On the other hand what makes a CEO and a well invested board of directors want to take major gambles with everything they have? Why is there a difference?
“In addition, if an employee’s shares are going to be diluted whenever a new employee is hired, that is going to make employee shareholders less willing to expand, as doing so could lessen the value of their own shares even if it makes the company as a whole more successful.”
It could do that, yes. Presumably, everyone will understand that possibility when they sign up. But even if the value of their shares decline, they would still be earning more than their counterparts in the industry who don’t own anything. Moreover, I see no reason to assume that this is a likely thing to happen. As the National Center for Employee Ownership reports,
“Just as important, however, are potential productivity gains. Studies consistently show that when broad employee ownership is combined with a highly participative management style, companies perform much better than they otherwise would be expected to do. Neither ownership nor participation accomplishes these significant gains on its own. Companies want employees to “think and act like owners.” What better way to do that than to make them owners?”
They do much better – meaning, as they company performs better, bringing on new workers will only make it better, and not necessarily cause a dividing up of the shares to result in a loss of income to the shareholders.
As for the final paragraph….
While I don’t think it needs to be a contract for life, I do think there has to be a contract of some kind, yes – for the reason you state.
But the contract also includes voting rights, and I have absolutely no idea what “statements” you are talking about that suggest I don’t think employee shareholders should have voting rights. I do think they should have voting rights, I just don’t think they need to have a vote over everything.

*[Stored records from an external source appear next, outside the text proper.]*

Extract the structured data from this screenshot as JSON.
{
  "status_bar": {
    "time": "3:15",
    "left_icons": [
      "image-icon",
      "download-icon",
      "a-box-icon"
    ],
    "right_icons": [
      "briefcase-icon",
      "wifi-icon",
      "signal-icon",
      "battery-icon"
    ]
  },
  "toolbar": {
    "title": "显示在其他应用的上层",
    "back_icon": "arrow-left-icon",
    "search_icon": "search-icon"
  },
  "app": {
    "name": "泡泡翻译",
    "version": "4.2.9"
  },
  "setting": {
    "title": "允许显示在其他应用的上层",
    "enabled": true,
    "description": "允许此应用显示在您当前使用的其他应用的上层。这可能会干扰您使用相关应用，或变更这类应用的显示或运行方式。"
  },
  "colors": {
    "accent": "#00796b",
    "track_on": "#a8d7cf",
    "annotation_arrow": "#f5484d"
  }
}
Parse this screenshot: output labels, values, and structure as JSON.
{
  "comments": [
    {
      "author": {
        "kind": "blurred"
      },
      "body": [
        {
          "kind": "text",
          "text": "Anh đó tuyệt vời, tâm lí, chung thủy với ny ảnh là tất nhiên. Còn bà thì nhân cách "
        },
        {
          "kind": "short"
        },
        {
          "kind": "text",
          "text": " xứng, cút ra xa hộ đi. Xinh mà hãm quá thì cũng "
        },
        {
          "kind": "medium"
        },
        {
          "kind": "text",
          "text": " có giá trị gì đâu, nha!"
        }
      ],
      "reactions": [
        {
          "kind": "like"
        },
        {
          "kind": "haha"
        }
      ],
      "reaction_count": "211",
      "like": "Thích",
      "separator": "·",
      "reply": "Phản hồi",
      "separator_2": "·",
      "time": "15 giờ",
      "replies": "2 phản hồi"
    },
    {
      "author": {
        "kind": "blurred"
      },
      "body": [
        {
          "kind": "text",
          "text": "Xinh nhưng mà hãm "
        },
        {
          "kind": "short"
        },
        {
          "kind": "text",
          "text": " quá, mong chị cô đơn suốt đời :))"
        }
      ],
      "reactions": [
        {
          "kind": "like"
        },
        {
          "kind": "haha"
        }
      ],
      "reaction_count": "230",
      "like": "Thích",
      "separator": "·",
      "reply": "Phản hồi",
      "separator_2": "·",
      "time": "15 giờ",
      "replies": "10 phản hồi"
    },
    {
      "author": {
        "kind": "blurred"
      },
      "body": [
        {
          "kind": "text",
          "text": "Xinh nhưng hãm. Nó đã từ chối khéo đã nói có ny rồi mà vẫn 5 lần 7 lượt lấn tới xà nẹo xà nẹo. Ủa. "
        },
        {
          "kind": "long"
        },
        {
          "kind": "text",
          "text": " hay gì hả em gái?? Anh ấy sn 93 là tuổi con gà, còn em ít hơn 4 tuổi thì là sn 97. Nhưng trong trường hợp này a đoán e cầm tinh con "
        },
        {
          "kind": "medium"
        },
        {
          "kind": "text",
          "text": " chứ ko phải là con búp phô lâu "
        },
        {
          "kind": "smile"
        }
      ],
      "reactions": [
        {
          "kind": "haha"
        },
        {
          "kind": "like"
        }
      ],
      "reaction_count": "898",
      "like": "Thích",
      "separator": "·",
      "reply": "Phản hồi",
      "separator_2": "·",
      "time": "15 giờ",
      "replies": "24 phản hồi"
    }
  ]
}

Let me try, try, to put it more clearly: some decisions depend upon objective knowledge, experience, skill, things that cannot be decided democratically. Those are the sort of things Darwin was referring to, companies that rely on the creativity of a small team to make big profits. I don’t think that creative process itself requires democratic oversight. But I do think that if it is manifest that the ideas aren’t selling, the workers can vote them out, like investors do with any poorly-performing executive officer.
Joe,
CEOs, entrepeneurs, and creative talent gamble on risky, potentially high reward strategies because the payoff for success is so much bigger, and because they don’t usually risk everything – their chances of rebounding from a loss are higher. Investors who choose such companies also have a higher appetite for risk than your average company man.
And Blackadder’s point about workers being hesitent to dilute their share of the profits by allowing more employees rings true to me – look at how unionized industries (services in Italy, for example) and professional occupations (doctors, teachers) both tend to resist allowing more workers (through deregulation and licensing reform).
That said, I find your idea for transitioning from venture capital to employee ownership as an industry matures an interesting one – perhaps through a pre-established dividend amount/share buyback (e.g. 3 times the investment, adjusted for inflation?).
Sometimes its true about the unwillingness to dilute shares, but the situations you’re talking about aren’t the same ones I’m talking about. I think that if it is clear that adding more workers is going to make the company more successful, worker-owners are going to have better reasons to bring on more worker-owners than union workers or professional associations are.
A wage worker’s wages, even in a union, are determined more by supply and demand on the labor market than the profitability of the firm they work for. With worker-owners it is the other way around.
As for the transition, yes, something along those lines.